It occurs to me that the thrust of many conduct reviews on the English Wikipedia are in the direction of Narcissistic Wounding. Evidently, the standard defense against such ego-bruising “personal attacks” would be to invoke the Wikipedia policies on Civility or Assumption of Good Faith. That defensive tactic appears to be iatrogenic — i.e. ineffective at best and counter-productive at worst. Another commonly observed defense is to take a WikiBreak or somewhat longer hiatus.
Besides Sam Vaknin, I don’t know of any other self-styled experts in the subject who make themselves available to members of the public as a credentialed source on the subject of Narcissism.
Some sources refer to the “narcissistic wound” as the original cause of later adult narcissism, while other sources use it to refer to specific instances of ego bruising that results in an instance of narcissistic rage. Further, narcissism is the normal condition of children and teens, ranging to the dominant demographic who frequent Wikipedia, where it is not uncommon to observe a lot of narcissistic rage. Narcissistic behaviors may well be an acquired cultural trait that arises in cliques who achieve notoriety, or who see themselves as being on center stage at a top ten web site.

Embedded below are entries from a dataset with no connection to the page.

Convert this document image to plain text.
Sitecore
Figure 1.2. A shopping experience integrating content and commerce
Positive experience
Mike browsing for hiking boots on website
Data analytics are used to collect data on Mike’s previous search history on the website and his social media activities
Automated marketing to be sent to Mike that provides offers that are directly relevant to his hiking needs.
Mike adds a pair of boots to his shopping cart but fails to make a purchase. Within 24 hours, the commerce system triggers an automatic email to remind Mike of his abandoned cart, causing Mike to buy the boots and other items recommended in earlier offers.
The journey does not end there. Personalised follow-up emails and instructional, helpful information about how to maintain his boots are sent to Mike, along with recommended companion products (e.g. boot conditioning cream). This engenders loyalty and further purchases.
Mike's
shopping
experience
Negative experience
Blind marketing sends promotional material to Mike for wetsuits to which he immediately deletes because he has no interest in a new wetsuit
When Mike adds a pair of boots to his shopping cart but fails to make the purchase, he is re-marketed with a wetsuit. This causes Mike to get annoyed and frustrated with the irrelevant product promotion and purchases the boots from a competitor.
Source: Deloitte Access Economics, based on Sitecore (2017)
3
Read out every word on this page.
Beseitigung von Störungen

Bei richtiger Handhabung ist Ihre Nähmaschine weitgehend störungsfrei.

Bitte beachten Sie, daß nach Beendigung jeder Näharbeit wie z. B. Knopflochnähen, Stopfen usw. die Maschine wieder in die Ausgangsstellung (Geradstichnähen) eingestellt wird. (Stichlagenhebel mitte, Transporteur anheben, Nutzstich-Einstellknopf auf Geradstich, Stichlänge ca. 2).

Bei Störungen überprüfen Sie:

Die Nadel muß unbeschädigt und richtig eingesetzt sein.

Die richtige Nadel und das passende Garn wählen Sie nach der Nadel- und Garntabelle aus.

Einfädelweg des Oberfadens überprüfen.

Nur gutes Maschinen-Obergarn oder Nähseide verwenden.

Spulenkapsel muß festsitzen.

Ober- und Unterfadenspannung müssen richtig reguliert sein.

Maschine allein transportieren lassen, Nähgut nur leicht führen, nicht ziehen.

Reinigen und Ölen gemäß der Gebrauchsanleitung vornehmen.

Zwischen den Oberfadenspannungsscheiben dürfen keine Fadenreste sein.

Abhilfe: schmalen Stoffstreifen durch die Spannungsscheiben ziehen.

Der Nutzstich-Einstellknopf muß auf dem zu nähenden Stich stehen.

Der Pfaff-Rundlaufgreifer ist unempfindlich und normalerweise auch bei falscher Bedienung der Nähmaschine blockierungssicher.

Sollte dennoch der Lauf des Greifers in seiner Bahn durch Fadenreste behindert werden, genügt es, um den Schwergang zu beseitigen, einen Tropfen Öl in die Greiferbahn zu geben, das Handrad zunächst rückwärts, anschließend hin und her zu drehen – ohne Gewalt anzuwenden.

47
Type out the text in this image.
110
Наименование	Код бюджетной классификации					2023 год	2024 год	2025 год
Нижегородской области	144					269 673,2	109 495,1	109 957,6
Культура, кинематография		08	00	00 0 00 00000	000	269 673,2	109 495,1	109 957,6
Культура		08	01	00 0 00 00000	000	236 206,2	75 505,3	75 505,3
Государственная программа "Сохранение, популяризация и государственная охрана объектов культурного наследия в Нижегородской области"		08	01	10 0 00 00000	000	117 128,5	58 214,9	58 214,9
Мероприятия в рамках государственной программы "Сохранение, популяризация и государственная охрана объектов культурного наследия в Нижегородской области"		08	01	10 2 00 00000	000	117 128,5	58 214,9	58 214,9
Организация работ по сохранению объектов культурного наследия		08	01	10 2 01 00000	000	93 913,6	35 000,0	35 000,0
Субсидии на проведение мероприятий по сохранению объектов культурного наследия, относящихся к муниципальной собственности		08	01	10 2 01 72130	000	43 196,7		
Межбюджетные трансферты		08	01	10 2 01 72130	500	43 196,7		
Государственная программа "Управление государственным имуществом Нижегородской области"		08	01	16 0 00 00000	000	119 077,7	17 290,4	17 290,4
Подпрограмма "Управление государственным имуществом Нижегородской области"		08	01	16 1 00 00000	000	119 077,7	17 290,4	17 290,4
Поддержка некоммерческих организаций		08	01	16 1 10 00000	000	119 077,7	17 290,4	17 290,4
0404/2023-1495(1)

In such adolescent cultures, the Middle School variety of barbs and taunts supply a daily dose of Narcissistic Wounding, ranging from mildly endearing or amusing teasing and kidding to mildly annoying obnoxiousness. Occasionally a cutting remark leaves a deeper wound, and in some rare cases, a severe instance or recurring pattern of Narcissistic Wounding can spawn the adult onset of some variant of Narcissistic Personality Disorder.